Finding Nemo (2003) was the fifth feature film released under the Pixar banner and remains the second most successful (after Toy Story 3) to this day, yet it took eight years — upon watching the film again in 2011 — for director and co-writer Andrew Stanton to finally come up with an idea for a follow-up. In a way that’s hardly surprising: Finding Nemo was a perfectly told story in many ways, full of wonder and emotion and adventure, and extending it seemed hardly necessary.
But Stanton did find inspiration in the supporting character of Dory, the blue tang fish with short term memory loss who was such a sweet-natured yet somehow sad sidekick and savior to Marlin, the clownfish searching for his lost son Nemo in the original film. And now Stanton – working with co-writers Victoria Strouse and Bob Peterson and co-director Angus MacLane – has given us Finding Dory, in which that little fish, voiced once again by Ellen DeGeneres, takes center stage and sets out on a journey of her own, accompanied by Marlin (voiced again by Albert Brooks) and Nemo (voiced this time out by Hayden Rolence).
Dory, who is living with Marlin and Nemo a year after the events of the first movie, is haunted by a childhood memory of her parents, revealed to us in a flashback that instantly recalls the source of Dory’s underlying sadness in that deeply emotional way that only a Pixar film can. Improbably convinced that her parents are still alive and that she can locate them – despite the fact that she forgets everything within minutes – Dory sets out for California from Australia, with Marlin and Nemo in tow.
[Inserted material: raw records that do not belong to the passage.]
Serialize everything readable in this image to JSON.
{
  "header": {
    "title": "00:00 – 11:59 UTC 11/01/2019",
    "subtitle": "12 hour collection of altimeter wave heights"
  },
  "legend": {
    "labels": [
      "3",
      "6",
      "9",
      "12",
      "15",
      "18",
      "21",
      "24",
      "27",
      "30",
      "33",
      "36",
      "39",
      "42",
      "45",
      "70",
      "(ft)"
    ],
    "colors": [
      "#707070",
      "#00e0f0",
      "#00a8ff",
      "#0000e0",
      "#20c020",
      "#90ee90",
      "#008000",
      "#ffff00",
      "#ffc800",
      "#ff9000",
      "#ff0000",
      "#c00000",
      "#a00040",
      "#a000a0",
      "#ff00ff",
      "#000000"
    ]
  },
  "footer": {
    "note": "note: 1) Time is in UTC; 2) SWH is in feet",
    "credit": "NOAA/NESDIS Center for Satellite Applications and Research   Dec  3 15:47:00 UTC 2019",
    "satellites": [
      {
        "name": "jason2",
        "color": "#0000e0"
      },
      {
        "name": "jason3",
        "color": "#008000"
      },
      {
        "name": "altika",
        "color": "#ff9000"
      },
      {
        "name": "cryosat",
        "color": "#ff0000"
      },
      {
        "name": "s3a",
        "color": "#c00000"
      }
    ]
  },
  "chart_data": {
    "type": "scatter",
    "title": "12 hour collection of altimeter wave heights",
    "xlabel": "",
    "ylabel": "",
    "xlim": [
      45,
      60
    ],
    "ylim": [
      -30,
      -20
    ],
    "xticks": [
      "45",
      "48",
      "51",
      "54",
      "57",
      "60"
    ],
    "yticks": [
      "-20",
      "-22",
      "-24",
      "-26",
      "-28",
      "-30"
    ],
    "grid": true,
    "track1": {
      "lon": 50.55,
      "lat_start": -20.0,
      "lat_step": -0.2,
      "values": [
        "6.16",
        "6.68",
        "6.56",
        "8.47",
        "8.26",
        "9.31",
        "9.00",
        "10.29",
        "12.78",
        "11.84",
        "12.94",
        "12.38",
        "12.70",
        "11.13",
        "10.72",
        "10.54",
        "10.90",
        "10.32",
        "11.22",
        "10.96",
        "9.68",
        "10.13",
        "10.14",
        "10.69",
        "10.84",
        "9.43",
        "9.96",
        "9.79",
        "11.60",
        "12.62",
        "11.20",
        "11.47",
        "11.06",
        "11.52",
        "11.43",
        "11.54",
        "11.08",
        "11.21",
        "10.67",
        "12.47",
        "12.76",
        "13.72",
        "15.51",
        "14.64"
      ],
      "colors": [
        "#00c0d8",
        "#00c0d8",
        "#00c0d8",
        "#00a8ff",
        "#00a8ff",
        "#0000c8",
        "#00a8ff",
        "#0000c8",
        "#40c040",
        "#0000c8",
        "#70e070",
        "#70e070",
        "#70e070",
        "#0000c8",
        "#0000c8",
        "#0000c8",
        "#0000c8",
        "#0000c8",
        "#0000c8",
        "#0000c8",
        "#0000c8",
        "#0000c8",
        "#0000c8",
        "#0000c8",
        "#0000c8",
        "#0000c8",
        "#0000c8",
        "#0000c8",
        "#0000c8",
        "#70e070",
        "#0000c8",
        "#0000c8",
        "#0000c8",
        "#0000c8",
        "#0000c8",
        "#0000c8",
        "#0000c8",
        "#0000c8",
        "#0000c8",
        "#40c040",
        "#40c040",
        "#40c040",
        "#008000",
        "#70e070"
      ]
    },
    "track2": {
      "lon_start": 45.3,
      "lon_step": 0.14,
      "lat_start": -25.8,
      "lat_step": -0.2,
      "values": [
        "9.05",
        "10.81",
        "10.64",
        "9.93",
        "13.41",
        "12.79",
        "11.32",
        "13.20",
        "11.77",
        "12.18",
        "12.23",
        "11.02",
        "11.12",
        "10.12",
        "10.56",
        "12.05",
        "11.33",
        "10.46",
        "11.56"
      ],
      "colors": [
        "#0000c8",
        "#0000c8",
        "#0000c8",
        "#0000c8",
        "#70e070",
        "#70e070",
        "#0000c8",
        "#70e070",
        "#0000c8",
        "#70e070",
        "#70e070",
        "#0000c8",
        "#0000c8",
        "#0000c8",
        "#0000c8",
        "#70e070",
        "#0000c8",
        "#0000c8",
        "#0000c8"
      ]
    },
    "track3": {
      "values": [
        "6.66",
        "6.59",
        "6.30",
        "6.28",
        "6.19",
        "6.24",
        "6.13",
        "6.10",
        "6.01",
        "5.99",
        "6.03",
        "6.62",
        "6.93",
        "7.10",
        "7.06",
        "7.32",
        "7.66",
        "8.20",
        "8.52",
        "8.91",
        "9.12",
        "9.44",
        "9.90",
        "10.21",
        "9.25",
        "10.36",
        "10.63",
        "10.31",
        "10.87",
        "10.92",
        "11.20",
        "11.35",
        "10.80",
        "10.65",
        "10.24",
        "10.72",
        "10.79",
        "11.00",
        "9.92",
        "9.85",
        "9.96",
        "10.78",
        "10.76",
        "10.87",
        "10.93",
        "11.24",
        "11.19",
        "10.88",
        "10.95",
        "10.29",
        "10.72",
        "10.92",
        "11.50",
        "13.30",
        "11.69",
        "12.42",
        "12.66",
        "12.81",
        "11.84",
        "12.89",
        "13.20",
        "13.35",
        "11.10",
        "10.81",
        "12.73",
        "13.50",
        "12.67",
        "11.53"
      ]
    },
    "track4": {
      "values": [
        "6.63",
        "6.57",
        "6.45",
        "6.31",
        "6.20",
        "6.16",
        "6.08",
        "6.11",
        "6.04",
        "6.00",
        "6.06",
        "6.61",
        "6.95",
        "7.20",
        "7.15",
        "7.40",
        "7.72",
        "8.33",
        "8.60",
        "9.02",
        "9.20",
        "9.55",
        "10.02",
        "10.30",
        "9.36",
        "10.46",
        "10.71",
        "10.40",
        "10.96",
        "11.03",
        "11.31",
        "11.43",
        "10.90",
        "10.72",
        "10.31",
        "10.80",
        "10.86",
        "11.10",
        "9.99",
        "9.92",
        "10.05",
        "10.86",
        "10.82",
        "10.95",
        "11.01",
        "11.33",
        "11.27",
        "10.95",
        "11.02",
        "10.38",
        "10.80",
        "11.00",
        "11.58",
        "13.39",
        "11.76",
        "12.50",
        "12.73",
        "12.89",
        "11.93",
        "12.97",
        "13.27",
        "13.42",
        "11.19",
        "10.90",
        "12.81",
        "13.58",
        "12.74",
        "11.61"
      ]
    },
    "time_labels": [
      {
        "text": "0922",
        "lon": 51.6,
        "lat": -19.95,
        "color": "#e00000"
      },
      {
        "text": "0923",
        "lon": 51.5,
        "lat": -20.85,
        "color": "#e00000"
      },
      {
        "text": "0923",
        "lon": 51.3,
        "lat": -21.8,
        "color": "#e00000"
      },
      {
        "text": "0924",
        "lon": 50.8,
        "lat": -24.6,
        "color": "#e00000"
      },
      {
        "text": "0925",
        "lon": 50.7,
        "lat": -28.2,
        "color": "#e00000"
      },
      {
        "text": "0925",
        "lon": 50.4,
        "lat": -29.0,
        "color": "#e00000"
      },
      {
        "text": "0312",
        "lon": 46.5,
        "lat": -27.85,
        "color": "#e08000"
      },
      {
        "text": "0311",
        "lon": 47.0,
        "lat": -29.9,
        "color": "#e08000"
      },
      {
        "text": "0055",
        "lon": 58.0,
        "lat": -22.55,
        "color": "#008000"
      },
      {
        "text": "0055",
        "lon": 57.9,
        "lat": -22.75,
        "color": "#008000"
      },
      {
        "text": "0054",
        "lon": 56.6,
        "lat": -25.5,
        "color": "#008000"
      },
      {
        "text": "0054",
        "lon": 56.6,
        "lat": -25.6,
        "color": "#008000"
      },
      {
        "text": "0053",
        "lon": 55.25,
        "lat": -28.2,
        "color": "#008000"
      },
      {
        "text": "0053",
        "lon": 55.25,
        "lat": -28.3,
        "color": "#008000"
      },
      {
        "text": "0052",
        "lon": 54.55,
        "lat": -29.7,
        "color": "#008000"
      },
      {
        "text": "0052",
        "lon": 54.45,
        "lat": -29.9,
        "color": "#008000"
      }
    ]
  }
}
Her goal is Morro Bay, where the quest takes our friends to the Monterey Marine Life Institute and more clues about Dory’s parents’ fate.
Right from the get-go, Finding Dory is beautiful to look at. The wizards at Pixar work their usual glorious magic, especially with the depth, texture and colors of both their fishy characters and the aquatic settings. DeGeneres and Brooks slide comfortably back into their characters’ voices (Brooks neurotic, DeGeneres equally neurotic but cheerful, if a bit more irritating) that there’s an aura of comfort to the proceedings. And that is perhaps where Finding Dory begins to fall short of its dazzling and moving predecessor: the story feels familiar and also somewhat perfunctory.
Whereas Marlin’s ocean journey in the original seemed unimaginably vast and fraught with danger, mystery and the real possibility of loss, he and Nemo and Dory cross the Pacific in just a few minutes this time around, as if catching a bus across town. The bulk of the story takes place at the Marine Life Institute (a more animal rights-savvy substitute for the original Sea World-like concept), which is made to at first seem labyrinthine (and features an amusing recorded welcome from Sigourney Weaver) but is ultimately a single, rather small location that makes the film seem smaller.
Luckily, some of its denizens are on hand to provide a number of Finding Dory’s best moments, starting with Hank, the mimic octopus voiced by Ed O’Neill. Gruff and curmudgeonly at first, Hank warms to Dory and becomes her guide and friend when she is separated from Marlin and Nemo. He’s also not just an amazing character visually, with his ability to blend into his background, but a complicated one: while the Institute’s mission is to rescue injured sea creatures, restore them to health and release them back into the open ocean, Hank – who is missing a tentacle – is nervous about that prospect and just wants to nestle comfortably in a tank.
The other notable inhabitants of the Institute and its waters are a pair of irascible sea lions voiced by Idris Elba and Dominic West, a near-sighted whale shark named Destiny (Kaitlin Olson) and a beluga whale named Bailey (Ty Burrell) with faulty echo location. It is during these passages and despite the thin plotting that these delightful characters bring the movie’s message into focus: that shortcomings can be turned into advantages, and that no one is lesser for them.
It’s a lovely theme that strangely carries little emotional heft this time out. The biggest problem with Finding Dory is that the stakes just don’t seem as high as they did in Finding Nemo, a point brought home by the fact that a huge emotional moment – a climactic one, really – comes about two-thirds of the way through the film. Everything after that feels somewhat tacked on, including a rather needless and borderline ridiculous chase on a winding highway plus lots of jumping between tanks as our heroes and heroines attempt to avoid getting loaded into a truck that’s headed for a similar establishment in Cleveland. It becomes a bit too frenetic and tiring.
Finding Dory is entertaining enough (and the kiddies, especially younger ones, will be riveted) but that odd structure and the warmed-over feel of the story makes it seem like less an organic continuation of the original tale and more of a microwaved version of it with a few new ingredients sprinkled on top. You can and will enjoy it – we did — but you wouldn’t miss it if it never existed and it doesn’t feel as satisfying as the first time. Like Dory, you might forget about it soon after seeing it.
The feature is accompanied by Piper, a stunningly photo-realistic short about a baby sandpiper overcoming its fear of the water and learning how to fend for itself. It’s an effortlessly charming and adorable vignette that needs just six minutes to tell a far more poignant tale.
Finding Dory is in theaters this Friday, June 17.